How-to-Ham Tips (with glaze recipe)

We want to ensure you fully enjoy your pasture raised ham from Grass Roots. So we’ve put together a few tips on thawing, warming and glazing your ham.



Your ham arrived and it looks great! But it’s frozen, so now what?

Step one— store it in your freezer. A few days before you are ready to serve, start making your thawing plan. Here are some suggestions.

The safest way to thaw any meat is to move it from the freezer to the fridge. We usually advise planning for about 4 to 6 hours per pound to fully thaw a whole ham, and small hams will be on the shorter side.

Cold-water thawing is faster than refrigerator thawing but requires more attention. If you choose this method—put your ham in a leak-proof plastic bag, submerge it in cold tap water, and change the water every 30 minutes. This technique requires about 30 minutes per pound.
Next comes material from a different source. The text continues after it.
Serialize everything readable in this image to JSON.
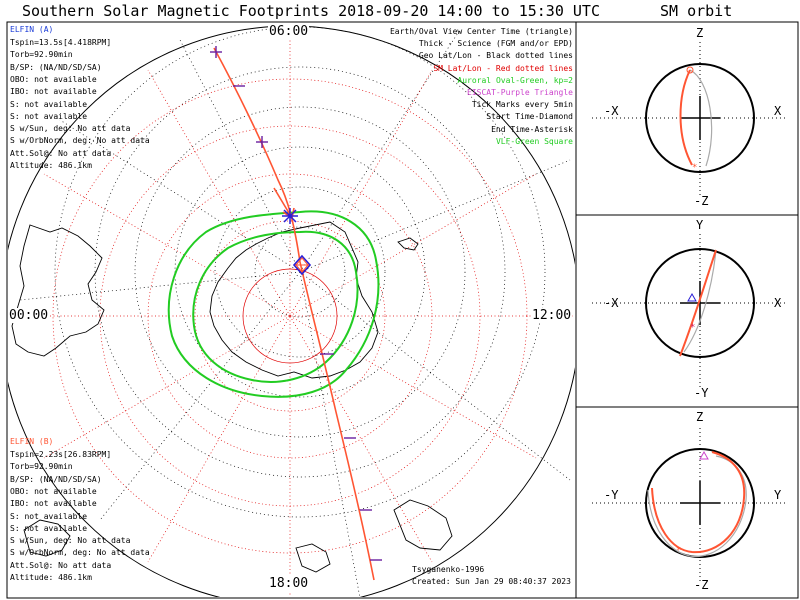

Another one of our favorite things about ham? If you’re so inclined, you can dig in as soon as it is defrosted!


Grass Roots hams are fully-cooked, which means they are ready to eat when you are. They are gently smoked and cooked to the perfect level of doneness, so technically they can be safely served right out of your refrigerator. But lots of people enjoy ham when it’s been warmed, so here are a few tips for heating that will ensure your meat retains its moisture.
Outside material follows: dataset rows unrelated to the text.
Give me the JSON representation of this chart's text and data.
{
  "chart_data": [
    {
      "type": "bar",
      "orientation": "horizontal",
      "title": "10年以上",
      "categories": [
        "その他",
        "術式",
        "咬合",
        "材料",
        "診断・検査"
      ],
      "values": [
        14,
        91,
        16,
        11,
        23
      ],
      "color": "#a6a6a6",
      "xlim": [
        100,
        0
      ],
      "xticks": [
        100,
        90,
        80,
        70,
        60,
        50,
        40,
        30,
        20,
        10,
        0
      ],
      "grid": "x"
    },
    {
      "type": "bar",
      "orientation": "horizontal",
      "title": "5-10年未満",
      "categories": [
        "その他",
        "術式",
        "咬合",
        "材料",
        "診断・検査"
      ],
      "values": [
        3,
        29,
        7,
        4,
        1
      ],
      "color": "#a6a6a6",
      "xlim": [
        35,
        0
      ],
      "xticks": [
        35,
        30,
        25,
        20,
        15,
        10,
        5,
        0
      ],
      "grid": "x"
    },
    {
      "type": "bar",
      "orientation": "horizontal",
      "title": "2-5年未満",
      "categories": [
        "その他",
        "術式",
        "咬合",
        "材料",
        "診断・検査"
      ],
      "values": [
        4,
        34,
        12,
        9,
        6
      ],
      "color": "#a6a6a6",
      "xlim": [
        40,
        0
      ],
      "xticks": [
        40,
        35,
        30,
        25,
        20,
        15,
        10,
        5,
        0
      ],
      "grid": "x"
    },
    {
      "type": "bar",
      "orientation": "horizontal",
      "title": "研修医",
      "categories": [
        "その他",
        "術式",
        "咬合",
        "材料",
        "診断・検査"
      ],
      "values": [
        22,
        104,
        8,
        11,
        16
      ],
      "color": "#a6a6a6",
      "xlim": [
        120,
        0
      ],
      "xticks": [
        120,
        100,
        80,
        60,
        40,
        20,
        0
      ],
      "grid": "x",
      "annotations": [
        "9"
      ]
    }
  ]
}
When preparing your ham, allow it to sit at room temperature for 30 minutes before placing it in the oven. This will produce a more juicy, evenly cooked ham.


While your ham is resting, preheat the oven to 325°F. Place a rack inside of a roasting pan, and pour enough water to cover the bottom of the pan.
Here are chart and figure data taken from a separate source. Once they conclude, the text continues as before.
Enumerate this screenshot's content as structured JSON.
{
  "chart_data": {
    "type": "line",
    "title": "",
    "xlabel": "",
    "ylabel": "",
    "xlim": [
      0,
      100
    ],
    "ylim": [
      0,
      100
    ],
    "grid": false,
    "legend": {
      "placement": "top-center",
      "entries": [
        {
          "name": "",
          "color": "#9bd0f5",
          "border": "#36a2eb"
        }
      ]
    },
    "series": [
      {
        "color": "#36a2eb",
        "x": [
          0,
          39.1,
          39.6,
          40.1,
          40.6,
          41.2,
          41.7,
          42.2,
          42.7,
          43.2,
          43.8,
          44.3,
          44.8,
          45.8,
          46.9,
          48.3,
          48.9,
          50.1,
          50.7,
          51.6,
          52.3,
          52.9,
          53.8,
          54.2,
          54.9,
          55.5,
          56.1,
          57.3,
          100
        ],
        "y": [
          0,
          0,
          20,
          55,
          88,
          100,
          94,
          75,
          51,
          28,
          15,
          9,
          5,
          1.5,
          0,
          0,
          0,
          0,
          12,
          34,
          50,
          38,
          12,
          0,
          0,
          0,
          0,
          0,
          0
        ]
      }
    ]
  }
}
Wrap the ham in aluminum foil, then place on the rack.

Warm in the oven for about 15 minutes per pound, until your meat thermometer reads 140°F.


Our hams are so delicious, they don’t need a glaze. But if you’re looking to be creative or want to sweeten up your ham, here are some general ideas:

  • Sweet: Brown sugar, honey and marmalade or apricot jam create that beautiful sticky exterior when caramelized
  • Tangy: Orange or pineapple juice, cider or balsamic vinegar, or other citrus fruit balance out the sweet
  • Herbs, Spices and Condiments: Garlic, rosemary, thyme, parsley, cloves, cinnamon, cumin and mustard are all great companions to your glaze


Less is more. Keep it simple to allow the natural complex flavors of the ham to shine through. Simply stir your glaze ingredients together over low heat until the sugar melts.


Light brown sugar packed
1 cup
Honey or maple syrup
1/2 cup
Whole grain mustard
1/4 cup
Dried tarragon
2 tsp


  • Aluminum foil-lined pan
  • Pastry brush or spoon
  • Baster


Preheat the oven to 325°F and move the rack to the lowest option. Place the ham cut-side down on an aluminum foil-lined pan.

Mix together ingredients. Brush the ham all over with some of the glaze using a pastry brush or spoon.

Bake uncovered for 21/2 to 3 hours or until a meat thermometer inserted into the thickest portion registers 140°F, basting every 30 minutes with the remaining glaze.

Remove the ham from the oven and spoon some of the pan drippings over it. Let glazed ham stand 10 minutes before slicing and serving.